I would argue this is the beginning of the next stage in our evolution. AI is already being deployed to assist with screening for retinal diseases, especially DR. It’s being incorporated into home OCT to assist with fluid detection and clinician alerts. AI-based scribes are being developed within electronic medical records systems, which will improve charting efficiency. AI platforms to aid in patient education are being developed.

The confluence of AI advancements with the epidemic of diabetes and the aging population couldn’t have come at a better time. It’s estimated that 10,000 people are turning 65 years old in the United States every day. The number of people with diabetes worldwide is projected to nearly double to 700 million in the next two decades.

As it is, our clinics are bursting at the seams, leading to thinking that we’re not training enough retina specialists to carry the oncoming load. This is where AI could step in.

Imagine a future where an AI call center schedules patients in the most efficient manner. AI techs do the intake and testing. AI captures imaging and provides preliminary interpretations with any pathology already highlighted for us.

During our exam and discussion with the patient, the AI scribe listens and documents the salient parts into a complete chart note, which it then rewrites automatically in layman’s terms when patients go online to access their records. AI assistants are available 24/7 to answer questions and triage calls.

The further development of low-cost home retinal imaging with AI monitoring decreases the need for regular visits, allowing patients to only come in when they need treatment. Coupled with long-lasting therapeutics, it’s conceivable that our clinics will be transformed for the better.

So let’s not fear the TermEYEnator but rather embrace the future. Hasta la vista, baby. RS

 







REFERENCES

1. Mohammadi SS, Nguyen QD. A User-friendly approach for the diagnosis of diabetic retinopathy using ChatGPT and automated machine learning. Ophthalmol Sci. 2024;4:100495.

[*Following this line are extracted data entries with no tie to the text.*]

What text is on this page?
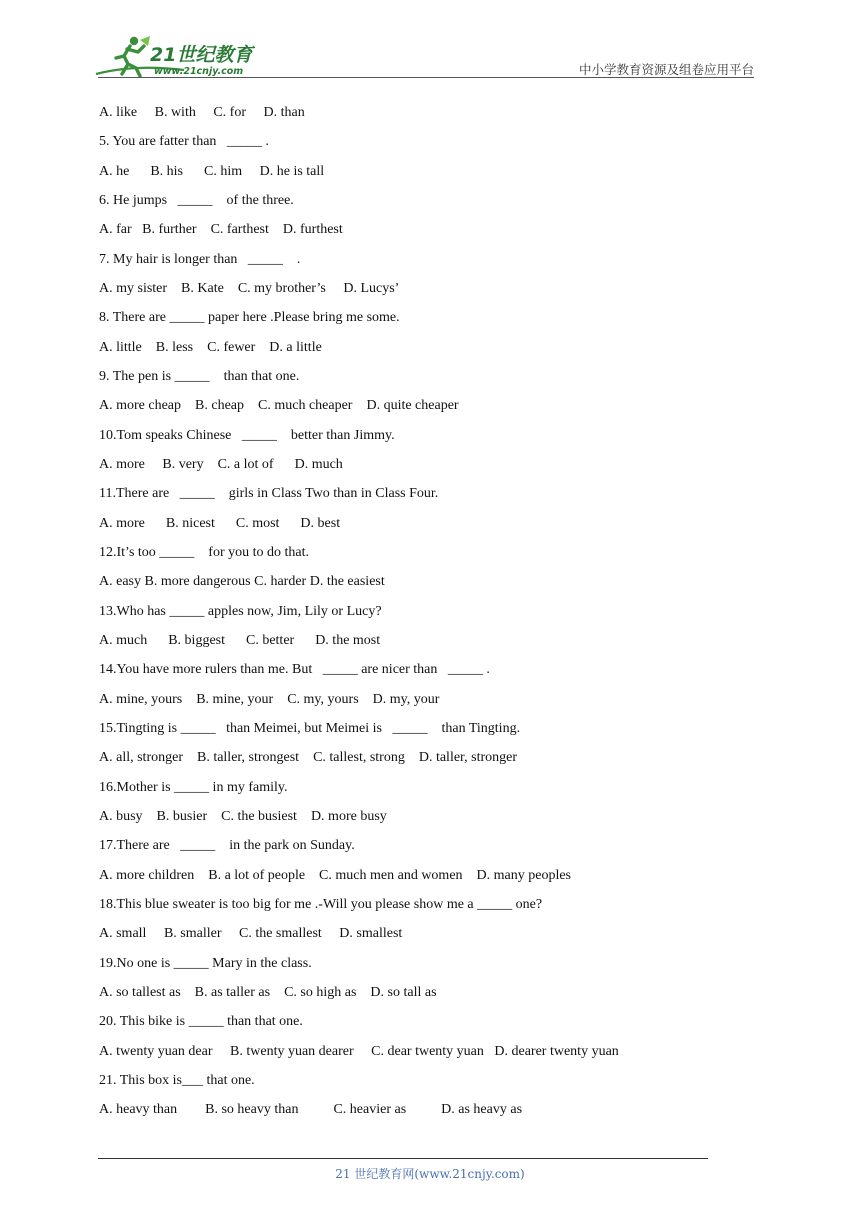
21世纪教育
www.21cnjy.com	中小学教育资源及组卷应用平台
A. like     B. with     C. for     D. than
5. You are fatter than   _____ .
A. he      B. his      C. him     D. he is tall
6. He jumps   _____    of the three.
A. far   B. further    C. farthest    D. furthest
7. My hair is longer than   _____    .
A. my sister    B. Kate    C. my brother’s     D. Lucys’
8. There are _____ paper here .Please bring me some.
A. little    B. less    C. fewer    D. a little
9. The pen is _____    than that one.
A. more cheap    B. cheap    C. much cheaper    D. quite cheaper
10.Tom speaks Chinese   _____    better than Jimmy.
A. more     B. very    C. a lot of      D. much
11.There are   _____    girls in Class Two than in Class Four.
A. more      B. nicest      C. most      D. best
12.It’s too _____    for you to do that.
A. easy B. more dangerous C. harder D. the easiest
13.Who has _____ apples now, Jim, Lily or Lucy?
A. much      B. biggest      C. better      D. the most
14.You have more rulers than me. But   _____ are nicer than   _____ .
A. mine, yours    B. mine, your    C. my, yours    D. my, your
15.Tingting is _____   than Meimei, but Meimei is   _____    than Tingting.
A. all, stronger    B. taller, strongest    C. tallest, strong    D. taller, stronger
16.Mother is _____ in my family.
A. busy    B. busier    C. the busiest    D. more busy
17.There are   _____    in the park on Sunday.
A. more children    B. a lot of people    C. much men and women    D. many peoples
18.This blue sweater is too big for me .-Will you please show me a _____ one?
A. small     B. smaller     C. the smallest     D. smallest
19.No one is _____ Mary in the class.
A. so tallest as    B. as taller as    C. so high as    D. so tall as
20. This bike is _____ than that one.
A. twenty yuan dear     B. twenty yuan dearer     C. dear twenty yuan   D. dearer twenty yuan
21. This box is___ that one.
A. heavy than        B. so heavy than          C. heavier as          D. as heavy as
21 世纪教育网(www.21cnjy.com)
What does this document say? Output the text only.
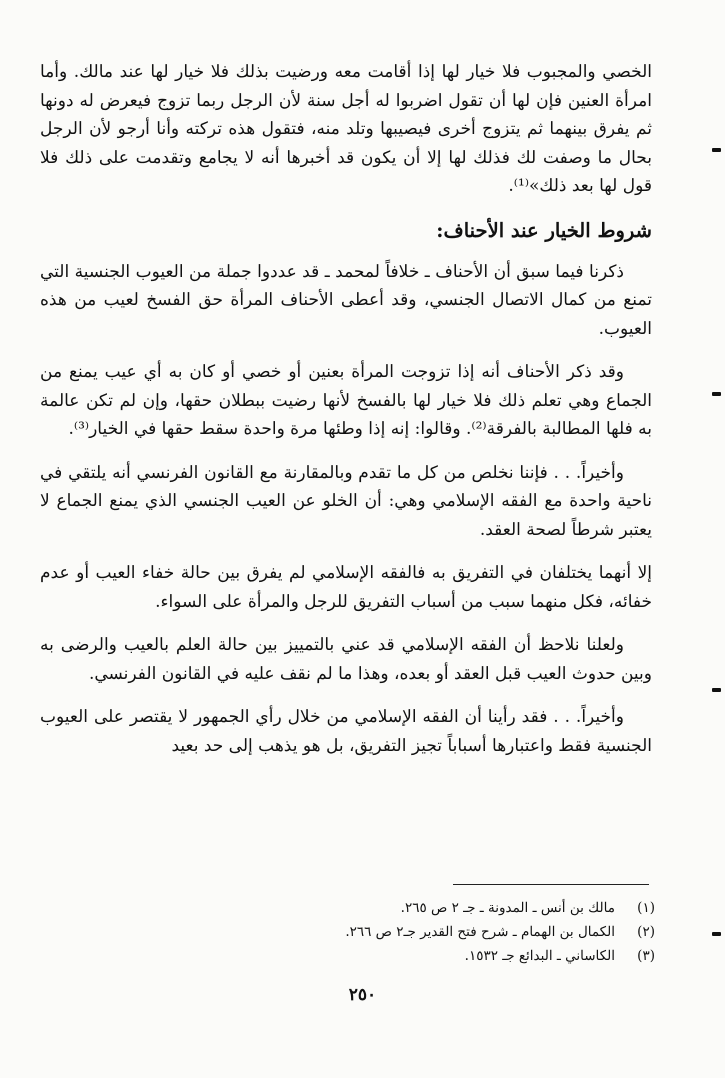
الخصي والمجبوب فلا خيار لها إذا أقامت معه ورضيت بذلك فلا خيار لها عند مالك. وأما امرأة العنين فإن لها أن تقول اضربوا له أجل سنة لأن الرجل ربما تزوج فيعرض له دونها ثم يفرق بينهما ثم يتزوج أخرى فيصيبها وتلد منه، فتقول هذه تركته وأنا أرجو لأن الرجل بحال ما وصفت لك فذلك لها إلا أن يكون قد أخبرها أنه لا يجامع وتقدمت على ذلك فلا قول لها بعد ذلك»⁽¹⁾.

شروط الخيار عند الأحناف:

ذكرنا فيما سبق أن الأحناف ـ خلافاً لمحمد ـ قد عددوا جملة من العيوب الجنسية التي تمنع من كمال الاتصال الجنسي، وقد أعطى الأحناف المرأة حق الفسخ لعيب من هذه العيوب.

وقد ذكر الأحناف أنه إذا تزوجت المرأة بعنين أو خصي أو كان به أي عيب يمنع من الجماع وهي تعلم ذلك فلا خيار لها بالفسخ لأنها رضيت ببطلان حقها، وإن لم تكن عالمة به فلها المطالبة بالفرقة⁽²⁾. وقالوا: إنه إذا وطئها مرة واحدة سقط حقها في الخيار⁽³⁾.

وأخيراً. . . فإننا نخلص من كل ما تقدم وبالمقارنة مع القانون الفرنسي أنه يلتقي في ناحية واحدة مع الفقه الإسلامي وهي: أن الخلو عن العيب الجنسي الذي يمنع الجماع لا يعتبر شرطاً لصحة العقد.

إلا أنهما يختلفان في التفريق به فالفقه الإسلامي لم يفرق بين حالة خفاء العيب أو عدم خفائه، فكل منهما سبب من أسباب التفريق للرجل والمرأة على السواء.

ولعلنا نلاحظ أن الفقه الإسلامي قد عني بالتمييز بين حالة العلم بالعيب والرضى به وبين حدوث العيب قبل العقد أو بعده، وهذا ما لم نقف عليه في القانون الفرنسي.

وأخيراً. . . فقد رأينا أن الفقه الإسلامي من خلال رأي الجمهور لا يقتصر على العيوب الجنسية فقط واعتبارها أسباباً تجيز التفريق، بل هو يذهب إلى حد بعيد

(١)
مالك بن أنس ـ المدونة ـ جـ ٢ ص ٢٦٥.
(٢)
الكمال بن الهمام ـ شرح فتح القدير جـ٢ ص ٢٦٦.
(٣)
الكاساني ـ البدائع جـ ١٥٣٢.
٢٥٠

2. Tailor PD, Dalvin LA, Chen JJ, et al. A comparative study of responses to retina questions from either experts, expert-edited large language models, or expert-edited large language models alone. Ophthalmol Sci. 2024;4:100485.

3.  Chueh KM, Hsieh YT, Chen HH, Ma IH, Huang SL. Identification of sex and age from macular optical coherence tomography and feature analysis using deep learning. Am J Ophthalmol. 2022;235:221-228.